The accident occurred during the commercial pilot’s third flight of the day in the Mooney M20C.
The pilot, who used the airplane’s heater throughout the day, reported having a headache and experiencing “butterflies” in his stomach during the end of the first flight. The headache subsided after the flight, and he felt fine during the second flight, but the headache returned after he landed.
Before the third flight, he expedited his time on the ground because he was concerned about getting the engine started in the cold weather. He started the engine and sat in the airplane while he filed his flight plan and got organized for the flight.
While taxiing to the runway, he still had the headache, and he experienced another episode of “butterflies.” He stated that the symptoms were more intense at that time than they had been in the morning, but that they subsided by the time he reached the runway, and he felt “good,” but became “hyper focused.”
He performed an engine run-up and repeated the takeoff checklist three or four times until the controller asked if he was ready to take off, which “snapped” him out of repeating the takeoff checklist. He was in the airplane with the engine running for about 12 minutes before takeoff.
He remembered being cleared to a heading of 240° and setting the autopilot heading bug before taking off. He stated that, while climbing out, he experienced another case of the “butterflies.” He added that he began a turn and activated the autopilot during the turn. The last thing he remembered was being cleared to 6,000′ on a heading of 240°.
After he attempted to check in twice with departure control (he was still on the tower control frequency), air traffic controllers repeatedly attempted to contact the pilot without success.
Radar data showed that the airplane climbed higher than 12,000′ and was off course. The airplane continued to fly until it ran out of fuel and crashed in an open field near Ellendale, Minnesota. The pilot was not conscious until after the airplane hit the field.
He stated he was very confused and had loud ringing in his ears at this point.
He freed his legs from the wreckage and got out of the airplane. He stated he was very weak and had difficulty with his balance and ability to walk as he made his way to a nearby house.
A post-accident examination revealed that the both fuel tanks were empty. The cabin heat was found on, and the cabin vent control was found off. The exhaust muffler had several cracks, one of which contained soot/exhaust deposits on the fractured surfaces, indicating it existed before impact.

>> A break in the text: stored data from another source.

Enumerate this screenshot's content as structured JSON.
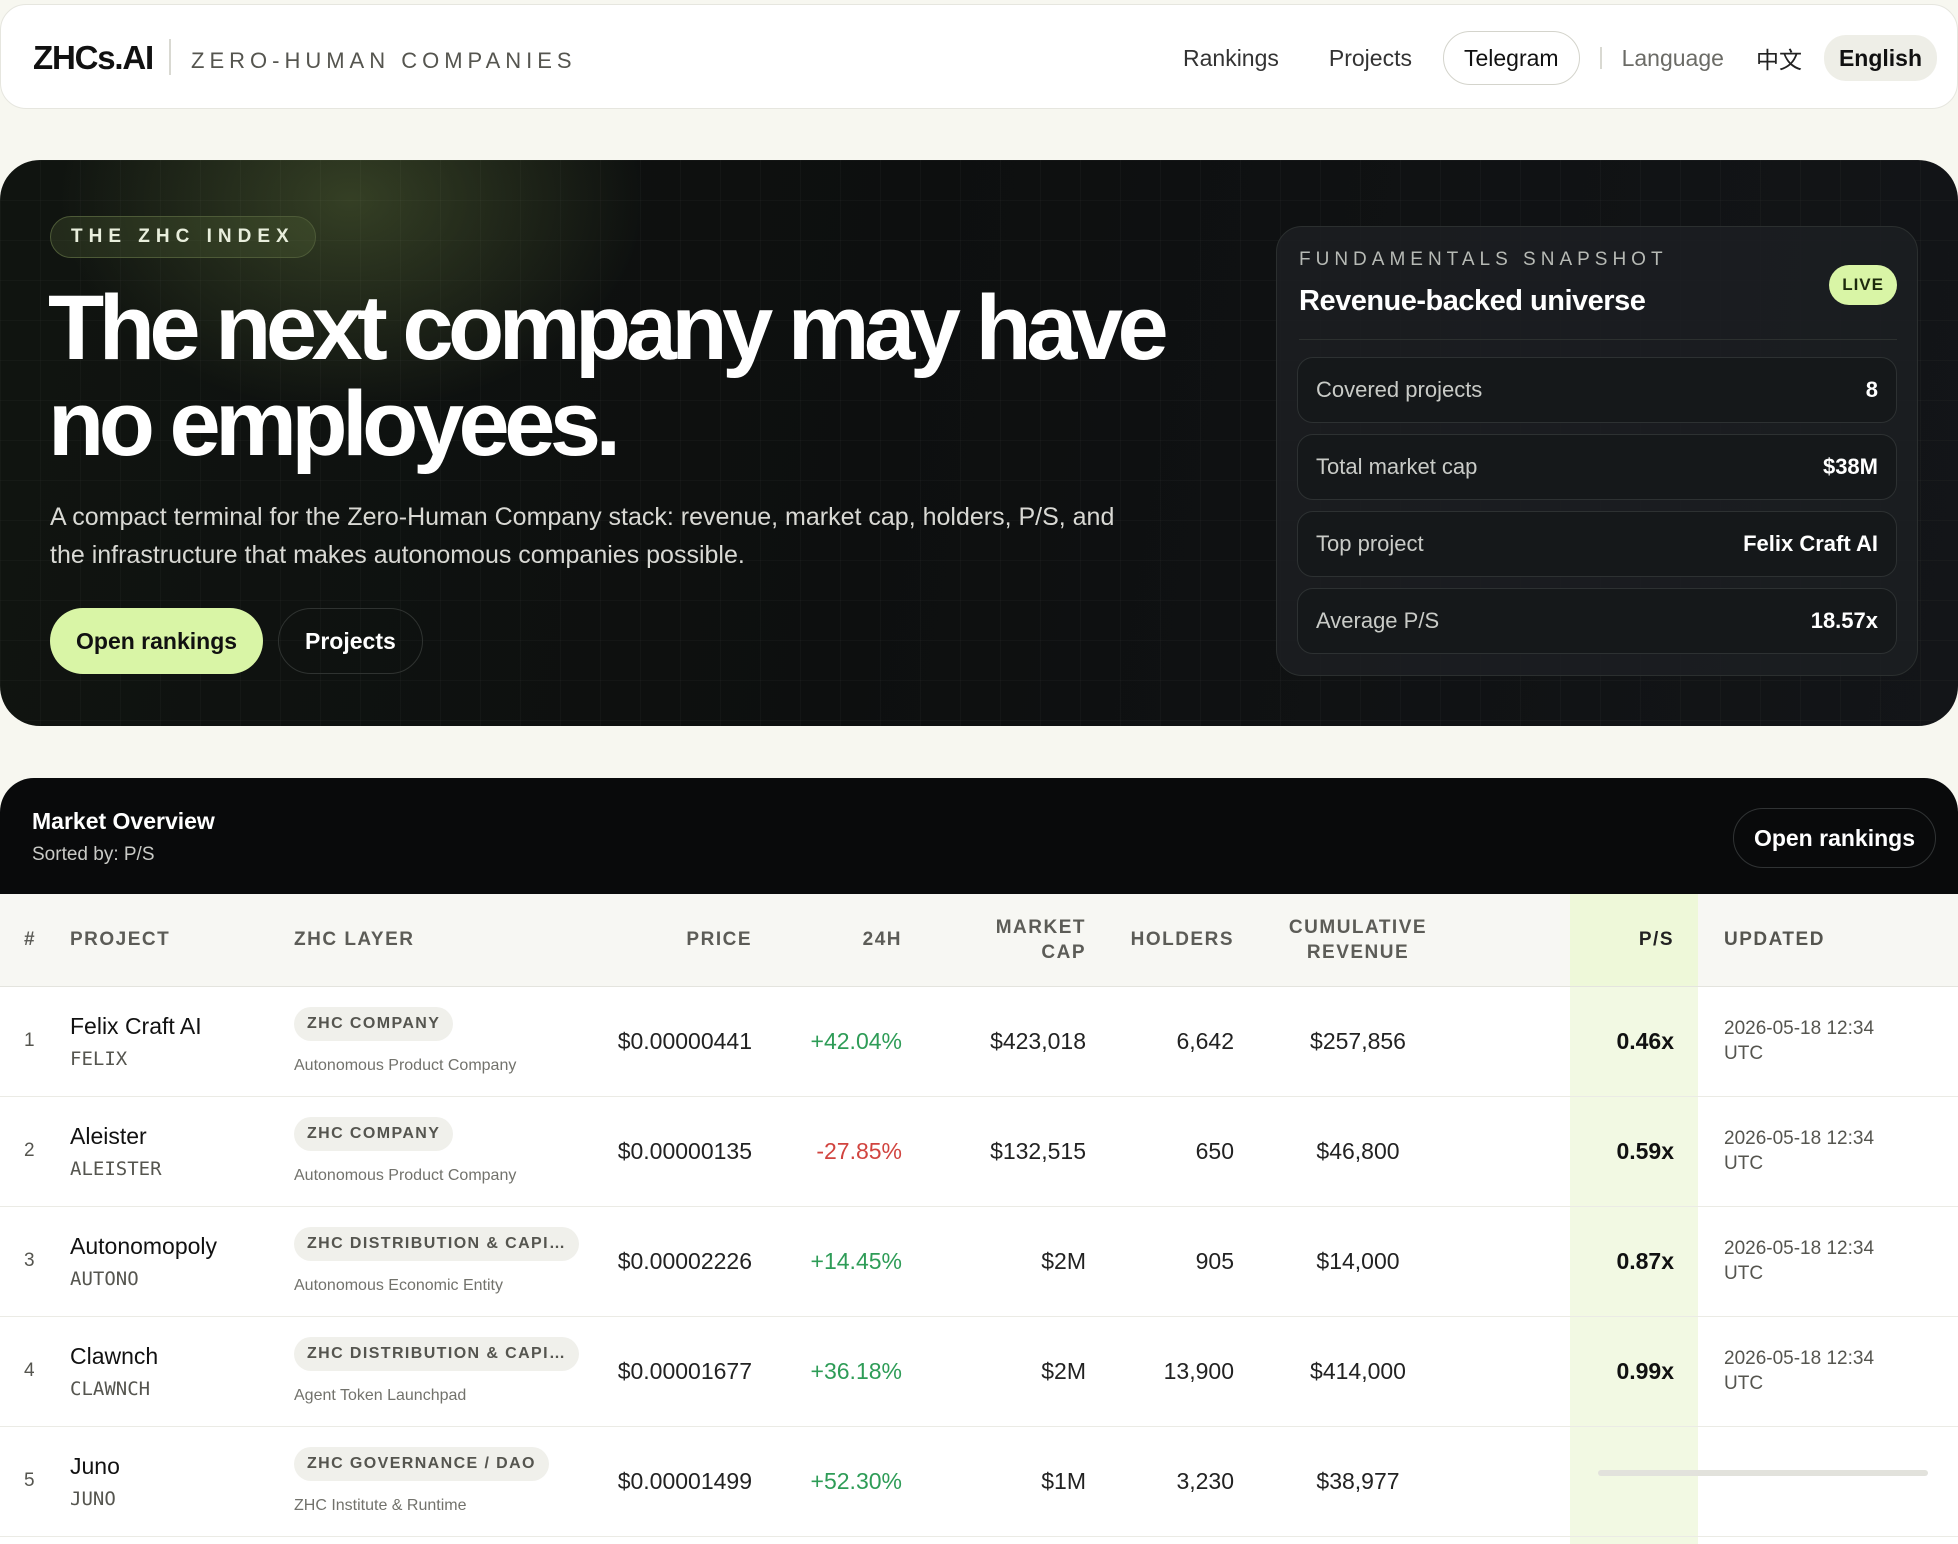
{
  "header": {
    "logo": "ZHCs.AI",
    "tagline": "ZERO-HUMAN COMPANIES",
    "nav": {
      "rankings": "Rankings",
      "projects": "Projects",
      "telegram": "Telegram",
      "language_label": "Language",
      "lang_zh": "中文",
      "lang_en": "English"
    }
  },
  "hero": {
    "badge": "THE ZHC INDEX",
    "title": "The next company may have no employees.",
    "subtitle": "A compact terminal for the Zero-Human Company stack: revenue, market cap, holders, P/S, and the infrastructure that makes autonomous companies possible.",
    "primary_button": "Open rankings",
    "secondary_button": "Projects",
    "snapshot": {
      "label": "FUNDAMENTALS SNAPSHOT",
      "title": "Revenue-backed universe",
      "live": "LIVE",
      "rows": [
        {
          "label": "Covered projects",
          "value": "8"
        },
        {
          "label": "Total market cap",
          "value": "$38M"
        },
        {
          "label": "Top project",
          "value": "Felix Craft AI"
        },
        {
          "label": "Average P/S",
          "value": "18.57x"
        }
      ]
    }
  },
  "market": {
    "title": "Market Overview",
    "sorted_by": "Sorted by: P/S",
    "button": "Open rankings",
    "columns": {
      "rank": "#",
      "project": "PROJECT",
      "layer": "ZHC LAYER",
      "price": "PRICE",
      "change": "24H",
      "market_cap_1": "MARKET",
      "market_cap_2": "CAP",
      "holders": "HOLDERS",
      "revenue_1": "CUMULATIVE",
      "revenue_2": "REVENUE",
      "ps": "P/S",
      "updated": "UPDATED"
    },
    "rows": [
      {
        "rank": "1",
        "name": "Felix Craft AI",
        "ticker": "FELIX",
        "layer": "ZHC COMPANY",
        "layer_sub": "Autonomous Product Company",
        "price": "$0.00000441",
        "change": "+42.04%",
        "market_cap": "$423,018",
        "holders": "6,642",
        "revenue": "$257,856",
        "ps": "0.46x",
        "updated_1": "2026-05-18 12:34",
        "updated_2": "UTC"
      },
      {
        "rank": "2",
        "name": "Aleister",
        "ticker": "ALEISTER",
        "layer": "ZHC COMPANY",
        "layer_sub": "Autonomous Product Company",
        "price": "$0.00000135",
        "change": "-27.85%",
        "market_cap": "$132,515",
        "holders": "650",
        "revenue": "$46,800",
        "ps": "0.59x",
        "updated_1": "2026-05-18 12:34",
        "updated_2": "UTC"
      },
      {
        "rank": "3",
        "name": "Autonomopoly",
        "ticker": "AUTONO",
        "layer": "ZHC DISTRIBUTION & CAPIT…",
        "layer_sub": "Autonomous Economic Entity",
        "price": "$0.00002226",
        "change": "+14.45%",
        "market_cap": "$2M",
        "holders": "905",
        "revenue": "$14,000",
        "ps": "0.87x",
        "updated_1": "2026-05-18 12:34",
        "updated_2": "UTC"
      },
      {
        "rank": "4",
        "name": "Clawnch",
        "ticker": "CLAWNCH",
        "layer": "ZHC DISTRIBUTION & CAPIT…",
        "layer_sub": "Agent Token Launchpad",
        "price": "$0.00001677",
        "change": "+36.18%",
        "market_cap": "$2M",
        "holders": "13,900",
        "revenue": "$414,000",
        "ps": "0.99x",
        "updated_1": "2026-05-18 12:34",
        "updated_2": "UTC"
      },
      {
        "rank": "5",
        "name": "Juno",
        "ticker": "JUNO",
        "layer": "ZHC GOVERNANCE / DAO",
        "layer_sub": "ZHC Institute & Runtime",
        "price": "$0.00001499",
        "change": "+52.30%",
        "market_cap": "$1M",
        "holders": "3,230",
        "revenue": "$38,977",
        "ps": "",
        "updated_1": "",
        "updated_2": ""
      }
    ]
  },
  "colors": {
    "accent": "#d9f5a6",
    "positive": "#2e9c57",
    "negative": "#d1443f",
    "hero_bg": "#0d0f0f",
    "page_bg": "#f7f7f0"
  }
}
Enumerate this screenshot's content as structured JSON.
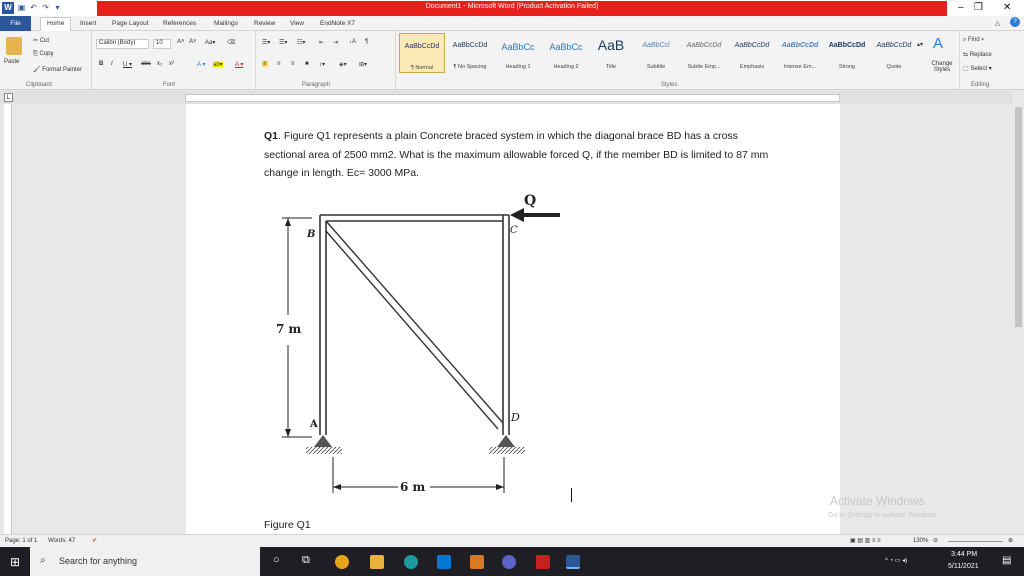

The crack would have allowed exhaust gases to enter the cockpit/cabin.
The airplane was not equipped with a carbon monoxide (CO) detector.
A review of maintenance records showed that a new exhaust system was installed on the airplane on Jan. 25, 2007, at a tachometer time of 2,343 hours. The last annual inspection was conducted on Feb. 2, 2016, at a tachometer time of 2,998 hours. The tachometer time at the time of the accident was 3,081 hours.
The pilot’s CO level, when tested over 4-1/2 hours after the accident, was 13.8%. Given the half-life of CO in the blood stream over four to five hours while breathing ambient air, the pilot’s CO level at the time of the accident was at least 28% and likely significantly higher because oxygen was administered in varying amounts during the first few hours of his post-accident medical care.
The pilot’s high CO level led to his incapacitation due to CO poisoning and the airplane’s continued flight until it ran out of fuel and hit terrain.
Probable cause: The pilot’s incapacitation from carbon monoxide poisoning in flight due to cracks in the exhaust muffler, which resulted in the airplane’s continued flight until it ran out of fuel and its subsequent collision with terrain.
NTSB Identification: CEN17LA101
This February 2017 accident report is provided by the National Transportation Safety Board. Published as an educational tool, it is intended to help pilots learn from the misfortunes of others.